Question

Le L be the set of all lines in a plane and R be the relation in L. defined as R = {(\(L_1, L_2\)): \(L_1\) is perpendicular to \(L_2\)} then R is:
A) Reflexive
B) Symmetric
C) Neither reflexive nor transitive
D) Transitive
E) Neither reflexive nor symmetric
Choose the correct answer from the options given below:

• A. B, C only
• B. A, D only
• C. C, D, E only
• D. E only

Answer 1

The Correct Option is A

To determine the nature of the relation \(R\), we need to evaluate whether it is reflexive, symmetric, or transitive. The relation is defined as \(R=\{(L_1,L_2) : L_1 \text{ is perpendicular to } L_2\}\).

Reflexive: A relation \(R\) is reflexive if every element is related to itself. For lines \(L_1\), to be reflexive, \(L_1\) must be perpendicular to itself. However, no line can be perpendicular to itself. Therefore, \(R\) is not reflexive.
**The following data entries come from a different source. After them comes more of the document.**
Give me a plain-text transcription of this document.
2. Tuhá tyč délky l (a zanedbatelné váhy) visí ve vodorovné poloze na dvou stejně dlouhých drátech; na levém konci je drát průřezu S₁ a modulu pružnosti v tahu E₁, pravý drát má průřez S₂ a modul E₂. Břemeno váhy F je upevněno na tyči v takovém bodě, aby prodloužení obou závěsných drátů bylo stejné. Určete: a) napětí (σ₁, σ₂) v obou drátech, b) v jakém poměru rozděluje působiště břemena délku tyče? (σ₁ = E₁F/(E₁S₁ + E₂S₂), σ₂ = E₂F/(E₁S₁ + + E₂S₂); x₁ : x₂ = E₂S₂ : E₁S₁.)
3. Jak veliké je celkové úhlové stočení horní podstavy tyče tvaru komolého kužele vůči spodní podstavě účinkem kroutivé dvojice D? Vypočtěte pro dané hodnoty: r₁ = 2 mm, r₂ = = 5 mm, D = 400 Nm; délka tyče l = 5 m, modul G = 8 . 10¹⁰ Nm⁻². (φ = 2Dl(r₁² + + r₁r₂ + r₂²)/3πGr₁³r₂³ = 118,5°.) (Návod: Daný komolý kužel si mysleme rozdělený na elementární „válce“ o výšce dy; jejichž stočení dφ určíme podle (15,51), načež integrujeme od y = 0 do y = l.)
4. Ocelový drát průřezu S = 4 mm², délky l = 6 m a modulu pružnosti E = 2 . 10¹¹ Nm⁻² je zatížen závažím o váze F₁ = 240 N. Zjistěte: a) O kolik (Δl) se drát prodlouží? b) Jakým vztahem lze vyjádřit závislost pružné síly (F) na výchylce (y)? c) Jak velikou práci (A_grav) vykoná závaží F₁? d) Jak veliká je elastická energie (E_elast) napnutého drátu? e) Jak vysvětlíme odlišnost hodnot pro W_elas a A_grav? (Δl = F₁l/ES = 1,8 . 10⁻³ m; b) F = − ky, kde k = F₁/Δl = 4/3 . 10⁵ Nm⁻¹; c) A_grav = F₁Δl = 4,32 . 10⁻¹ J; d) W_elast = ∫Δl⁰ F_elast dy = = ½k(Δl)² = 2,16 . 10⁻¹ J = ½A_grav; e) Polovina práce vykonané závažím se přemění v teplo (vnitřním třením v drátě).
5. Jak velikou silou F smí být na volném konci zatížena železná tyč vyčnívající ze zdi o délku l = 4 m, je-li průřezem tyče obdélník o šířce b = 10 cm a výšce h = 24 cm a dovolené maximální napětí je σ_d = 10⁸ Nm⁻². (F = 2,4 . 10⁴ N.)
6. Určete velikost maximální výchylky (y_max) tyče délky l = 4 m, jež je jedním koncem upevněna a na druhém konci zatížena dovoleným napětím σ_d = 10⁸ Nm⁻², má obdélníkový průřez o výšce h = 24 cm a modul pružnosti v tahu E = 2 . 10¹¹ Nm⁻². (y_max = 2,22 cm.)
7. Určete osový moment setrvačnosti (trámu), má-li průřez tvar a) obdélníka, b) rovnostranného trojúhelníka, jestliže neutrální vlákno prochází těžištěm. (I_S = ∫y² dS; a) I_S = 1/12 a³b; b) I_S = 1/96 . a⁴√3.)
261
Symmetric: A relation \(R\) is symmetric if whenever \((L_1, L_2) \in R\), then \((L_2, L_1) \in R\). If \(L_1 \perp L_2\), then \(L_2 \perp L_1\). Thus, if one line is perpendicular to another, the reverse is also true. Therefore, \(R\) is symmetric.

Transitive: A relation \(R\) is transitive if whenever \((L_1, L_2) \in R\) and \((L_2, L_3) \in R\), then \((L_1, L_3) \in R\). If \(L_1 \perp L_2\) and \(L_2 \perp L_3\), there is no guarantee that \(L_1\) is perpendicular to \(L_3\). Therefore, \(R\) is not transitive.

Therefore, the relation \(R\) is symmetric but neither reflexive nor transitive.
Correct answer: B, C only.